EDITOR'S REPORT
Historic Pontificate For More Than Its Ending
Editor’s Report
John Woods

It’s been a whirlwind since Pope Benedict XVI announced his resignation Feb. 11, becoming the first pope in nearly 600 years to do so. The announcement has brought forward a raft of questions, both large and small.

To help sort through some of mine, and hopefully clarify things for our readers, I spoke this week with Father Thomas Lynch, the pastor of Our Lady of Angels parish in the Bronx and a former professor of Church history at St. Joseph’s Seminary, Dunwoodie.

“In a way this is really unprecedented,” said Father Lynch of Pope Benedict’s resignation.

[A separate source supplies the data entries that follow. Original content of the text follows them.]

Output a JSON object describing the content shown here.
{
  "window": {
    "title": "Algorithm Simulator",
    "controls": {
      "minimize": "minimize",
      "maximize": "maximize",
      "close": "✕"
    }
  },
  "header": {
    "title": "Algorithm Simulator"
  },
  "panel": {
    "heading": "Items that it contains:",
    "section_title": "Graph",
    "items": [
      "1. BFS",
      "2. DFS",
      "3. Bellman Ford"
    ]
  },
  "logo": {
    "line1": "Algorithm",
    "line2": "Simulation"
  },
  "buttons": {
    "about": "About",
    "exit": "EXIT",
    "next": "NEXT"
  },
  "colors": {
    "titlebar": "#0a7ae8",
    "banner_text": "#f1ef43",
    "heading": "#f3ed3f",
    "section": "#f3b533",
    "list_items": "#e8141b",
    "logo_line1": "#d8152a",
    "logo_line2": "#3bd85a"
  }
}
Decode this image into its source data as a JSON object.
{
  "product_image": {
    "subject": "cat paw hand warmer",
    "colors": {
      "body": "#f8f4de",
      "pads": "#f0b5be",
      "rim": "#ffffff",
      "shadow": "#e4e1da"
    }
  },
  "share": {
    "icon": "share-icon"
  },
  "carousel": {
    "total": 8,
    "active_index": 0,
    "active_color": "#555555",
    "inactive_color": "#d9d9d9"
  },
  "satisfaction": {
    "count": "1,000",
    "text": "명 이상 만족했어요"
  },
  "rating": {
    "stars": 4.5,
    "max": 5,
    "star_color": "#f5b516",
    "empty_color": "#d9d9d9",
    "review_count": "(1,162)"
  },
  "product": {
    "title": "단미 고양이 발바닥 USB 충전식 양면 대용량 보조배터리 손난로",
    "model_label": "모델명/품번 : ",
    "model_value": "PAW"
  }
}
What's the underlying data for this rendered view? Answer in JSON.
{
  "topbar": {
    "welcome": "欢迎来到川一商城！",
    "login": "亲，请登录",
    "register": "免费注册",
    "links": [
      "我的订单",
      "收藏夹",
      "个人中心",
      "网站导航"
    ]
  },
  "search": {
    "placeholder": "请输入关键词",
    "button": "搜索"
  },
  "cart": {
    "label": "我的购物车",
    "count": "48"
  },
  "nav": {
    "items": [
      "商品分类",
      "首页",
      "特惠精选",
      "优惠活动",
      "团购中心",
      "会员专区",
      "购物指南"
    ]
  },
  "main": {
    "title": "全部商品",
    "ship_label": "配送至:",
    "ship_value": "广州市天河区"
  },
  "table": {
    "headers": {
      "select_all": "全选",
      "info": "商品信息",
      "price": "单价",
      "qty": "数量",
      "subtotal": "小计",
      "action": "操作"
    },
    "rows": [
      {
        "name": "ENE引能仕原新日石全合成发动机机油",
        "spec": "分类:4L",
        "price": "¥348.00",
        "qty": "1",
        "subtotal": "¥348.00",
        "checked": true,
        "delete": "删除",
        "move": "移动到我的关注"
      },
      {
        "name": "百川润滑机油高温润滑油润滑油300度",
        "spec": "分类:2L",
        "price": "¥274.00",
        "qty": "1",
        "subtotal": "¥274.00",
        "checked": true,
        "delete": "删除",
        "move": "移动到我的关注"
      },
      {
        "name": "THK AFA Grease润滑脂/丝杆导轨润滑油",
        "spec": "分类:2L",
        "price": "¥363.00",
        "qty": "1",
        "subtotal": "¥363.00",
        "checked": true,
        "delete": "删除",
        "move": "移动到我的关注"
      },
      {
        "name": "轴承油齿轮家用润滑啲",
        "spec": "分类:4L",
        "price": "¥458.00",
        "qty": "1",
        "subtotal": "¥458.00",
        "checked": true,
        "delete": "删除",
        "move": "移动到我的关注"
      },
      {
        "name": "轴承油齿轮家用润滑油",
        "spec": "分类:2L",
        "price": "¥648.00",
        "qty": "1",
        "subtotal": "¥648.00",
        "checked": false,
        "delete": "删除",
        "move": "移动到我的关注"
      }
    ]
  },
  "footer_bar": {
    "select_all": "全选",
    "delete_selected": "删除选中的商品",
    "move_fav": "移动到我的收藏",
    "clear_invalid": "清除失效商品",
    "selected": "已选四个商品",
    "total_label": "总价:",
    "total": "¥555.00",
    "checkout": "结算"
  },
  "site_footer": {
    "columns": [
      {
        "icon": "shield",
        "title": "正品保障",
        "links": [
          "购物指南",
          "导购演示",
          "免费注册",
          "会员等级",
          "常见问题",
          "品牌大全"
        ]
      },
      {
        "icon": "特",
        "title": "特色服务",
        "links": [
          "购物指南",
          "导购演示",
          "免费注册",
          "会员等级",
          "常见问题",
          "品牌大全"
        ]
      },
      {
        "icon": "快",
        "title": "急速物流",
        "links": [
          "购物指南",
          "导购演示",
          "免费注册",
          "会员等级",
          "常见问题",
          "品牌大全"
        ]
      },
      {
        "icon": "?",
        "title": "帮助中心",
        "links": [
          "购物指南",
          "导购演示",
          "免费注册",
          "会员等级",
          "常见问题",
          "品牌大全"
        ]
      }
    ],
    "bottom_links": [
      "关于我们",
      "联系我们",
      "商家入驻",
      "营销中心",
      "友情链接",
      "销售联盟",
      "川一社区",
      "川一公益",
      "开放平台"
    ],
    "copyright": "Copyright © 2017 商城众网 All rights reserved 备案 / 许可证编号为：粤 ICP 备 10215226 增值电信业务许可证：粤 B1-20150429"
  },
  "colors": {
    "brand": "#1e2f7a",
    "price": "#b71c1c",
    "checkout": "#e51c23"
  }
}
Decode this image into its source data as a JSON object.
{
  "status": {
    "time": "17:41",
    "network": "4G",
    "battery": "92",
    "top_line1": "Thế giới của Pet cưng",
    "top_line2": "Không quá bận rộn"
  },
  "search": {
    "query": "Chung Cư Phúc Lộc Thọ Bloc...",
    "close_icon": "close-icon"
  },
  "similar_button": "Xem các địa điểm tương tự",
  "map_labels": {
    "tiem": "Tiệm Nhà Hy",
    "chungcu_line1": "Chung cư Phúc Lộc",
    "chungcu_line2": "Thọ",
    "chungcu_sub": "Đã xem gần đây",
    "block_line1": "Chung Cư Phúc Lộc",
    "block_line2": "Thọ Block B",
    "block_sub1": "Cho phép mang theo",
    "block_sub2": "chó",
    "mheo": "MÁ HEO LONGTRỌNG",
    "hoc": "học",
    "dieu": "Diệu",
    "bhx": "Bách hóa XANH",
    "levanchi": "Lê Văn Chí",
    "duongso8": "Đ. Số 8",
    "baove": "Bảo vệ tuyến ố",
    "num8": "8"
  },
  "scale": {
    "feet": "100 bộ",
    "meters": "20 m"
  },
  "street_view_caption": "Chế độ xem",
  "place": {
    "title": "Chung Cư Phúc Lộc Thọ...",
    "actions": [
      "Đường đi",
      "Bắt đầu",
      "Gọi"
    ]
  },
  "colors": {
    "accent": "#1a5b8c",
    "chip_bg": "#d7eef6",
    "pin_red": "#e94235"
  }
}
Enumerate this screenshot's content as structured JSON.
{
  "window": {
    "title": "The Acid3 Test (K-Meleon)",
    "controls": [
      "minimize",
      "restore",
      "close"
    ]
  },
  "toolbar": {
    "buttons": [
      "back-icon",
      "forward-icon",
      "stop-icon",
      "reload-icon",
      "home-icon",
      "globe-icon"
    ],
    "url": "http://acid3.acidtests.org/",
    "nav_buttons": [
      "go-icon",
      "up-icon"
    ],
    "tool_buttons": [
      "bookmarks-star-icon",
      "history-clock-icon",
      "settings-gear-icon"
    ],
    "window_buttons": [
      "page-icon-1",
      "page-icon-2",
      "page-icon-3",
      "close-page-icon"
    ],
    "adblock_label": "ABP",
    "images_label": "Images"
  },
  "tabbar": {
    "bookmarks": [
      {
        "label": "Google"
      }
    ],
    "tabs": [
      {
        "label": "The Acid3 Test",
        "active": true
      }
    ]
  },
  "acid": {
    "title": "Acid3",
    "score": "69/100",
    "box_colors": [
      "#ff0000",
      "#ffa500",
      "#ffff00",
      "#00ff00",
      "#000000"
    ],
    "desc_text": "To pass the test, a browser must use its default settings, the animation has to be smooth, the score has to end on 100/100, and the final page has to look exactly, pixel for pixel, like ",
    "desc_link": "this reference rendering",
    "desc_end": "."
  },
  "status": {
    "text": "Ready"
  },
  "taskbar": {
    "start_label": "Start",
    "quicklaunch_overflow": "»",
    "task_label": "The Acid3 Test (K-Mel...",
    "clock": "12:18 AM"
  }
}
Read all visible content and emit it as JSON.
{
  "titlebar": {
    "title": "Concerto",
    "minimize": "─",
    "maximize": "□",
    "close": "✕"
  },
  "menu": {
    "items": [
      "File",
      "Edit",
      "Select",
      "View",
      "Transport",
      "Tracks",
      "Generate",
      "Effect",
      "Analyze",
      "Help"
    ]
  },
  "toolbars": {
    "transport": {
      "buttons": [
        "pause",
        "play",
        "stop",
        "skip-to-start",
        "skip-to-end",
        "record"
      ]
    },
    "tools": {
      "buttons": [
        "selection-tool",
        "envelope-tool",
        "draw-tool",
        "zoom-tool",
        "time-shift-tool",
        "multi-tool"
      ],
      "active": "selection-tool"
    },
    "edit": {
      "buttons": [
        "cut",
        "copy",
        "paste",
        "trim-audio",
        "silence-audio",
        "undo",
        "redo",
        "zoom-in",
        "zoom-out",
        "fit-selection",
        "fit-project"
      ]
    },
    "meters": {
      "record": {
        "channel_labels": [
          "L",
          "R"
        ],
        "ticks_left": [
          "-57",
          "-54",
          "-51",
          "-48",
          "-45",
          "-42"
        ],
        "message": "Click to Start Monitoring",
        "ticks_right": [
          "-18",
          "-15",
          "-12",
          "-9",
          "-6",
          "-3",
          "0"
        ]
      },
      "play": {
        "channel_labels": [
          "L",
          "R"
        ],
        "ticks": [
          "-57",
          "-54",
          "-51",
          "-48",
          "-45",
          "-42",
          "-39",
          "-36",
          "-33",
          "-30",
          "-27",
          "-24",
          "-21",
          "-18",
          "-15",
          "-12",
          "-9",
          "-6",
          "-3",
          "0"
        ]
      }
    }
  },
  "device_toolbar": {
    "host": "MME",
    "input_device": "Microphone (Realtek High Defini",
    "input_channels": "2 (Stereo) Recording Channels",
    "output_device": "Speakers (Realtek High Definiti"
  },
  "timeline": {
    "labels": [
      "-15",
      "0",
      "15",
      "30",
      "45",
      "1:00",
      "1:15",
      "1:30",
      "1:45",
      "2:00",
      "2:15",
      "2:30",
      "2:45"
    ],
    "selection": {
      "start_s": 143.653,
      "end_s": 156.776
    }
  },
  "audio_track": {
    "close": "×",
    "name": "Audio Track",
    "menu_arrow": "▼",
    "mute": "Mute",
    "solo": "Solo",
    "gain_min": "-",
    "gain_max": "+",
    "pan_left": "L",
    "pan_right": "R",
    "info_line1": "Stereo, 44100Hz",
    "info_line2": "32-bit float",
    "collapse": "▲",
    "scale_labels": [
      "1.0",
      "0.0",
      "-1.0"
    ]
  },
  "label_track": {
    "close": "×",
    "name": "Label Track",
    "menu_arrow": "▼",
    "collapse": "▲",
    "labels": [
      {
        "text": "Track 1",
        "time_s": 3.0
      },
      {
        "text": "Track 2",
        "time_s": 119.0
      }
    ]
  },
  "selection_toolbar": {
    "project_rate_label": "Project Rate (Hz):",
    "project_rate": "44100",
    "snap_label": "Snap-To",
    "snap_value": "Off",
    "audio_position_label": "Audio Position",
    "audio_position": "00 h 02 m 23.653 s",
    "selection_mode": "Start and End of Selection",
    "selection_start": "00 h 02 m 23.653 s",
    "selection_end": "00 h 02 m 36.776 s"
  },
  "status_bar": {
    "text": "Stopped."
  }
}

He said he shares that opinion with one of today’s eminent Church historians, Eamon Duffy, a professor of the history of Christianity at the University of Cambridge.

The Bronx pastor said it is important to note that Pope Benedict came to his decision of his own accord, without being pressured by others. “He realized for the good of the Church, he was going to resign and dedicate his life to prayer,” Father Lynch said.

“This is new and exciting (for historians),” Father Lynch said. “We haven’t been here before.”

Of course it isn’t the first time that a pope has resigned, even if the last time was 1415 when Pope Gregory XII’s forced abdication ended the Western Schism.

More than a hundred years earlier, in 1294, Pope Celestine V, who was later canonized, resigned after a rocky five-month pontificate. According to a report by Catholic News Service, Celestine did issue a papal bull establishing rules for an abdication, and defined how papal conclaves would operate. He was also imprisoned by his successor, Pope Boniface VIII.

Celestine’s contributions were not lost on Pope Benedict XVI, who declared a Celestine Year beginning in August 2009 to commemorate the 800th anniversary of the saint’s birth. According to the CNS story, Benedict twice visited the saint’s relics during his pontificate.

While it may be a bit premature to apply the wide lens of history to Pope Benedict’s papacy, Father Lynch did point to a few elements that are striking right now.

Though he admits he is far from the first to say it, Father Lynch said that Pope Benedict’s pontificate was in many ways a logical second stage or extension of Blessed John Paul II’s. If his predecessor was the great philosopher, then Pope Benedict used his nearly eight years as pope to lay out the theological teachings behind Pope John Paul’s philosophy.

That trait surfaced from the very beginning of Benedict’s papacy, Father Lynch said, when he amplified John Paul’s widely cited words, “Do not be afraid. Open wide the doors for Christ.”

“If we let Christ enter fully into our lives, if we open ourselves totally to Him, are we not afraid that He might take something away from us?...” Pope Benedict said in his first homily as pope. “And once again the Pope said: No! If we let Christ into our lives, we lose nothing, nothing, absolutely nothing of what makes life free, beautiful and great. No! Only in this friendship do we experience beauty and liberation…”

Father Lynch said, “It’s beautiful theology. Too many of us are afraid. We can be very afraid like the first disciples.”

As a pastor, Father Lynch said he truly appreciated the messages Pope Benedict communicated in his weekly Wednesday audiences at the Vatican. “They were so rich theologically,” he said.

He explained that the pontiff’s style of teaching and writing did not fit neatly into today’s “sound-bite” world, but “they got you thinking.”

Asked whether he would like to prognosticate about who the next pontiff might be, Father Lynch declined, citing the wise comment of a great Church historian, the late Msgr. John Tracy Ellis, who said that historians should never play the role of prophet.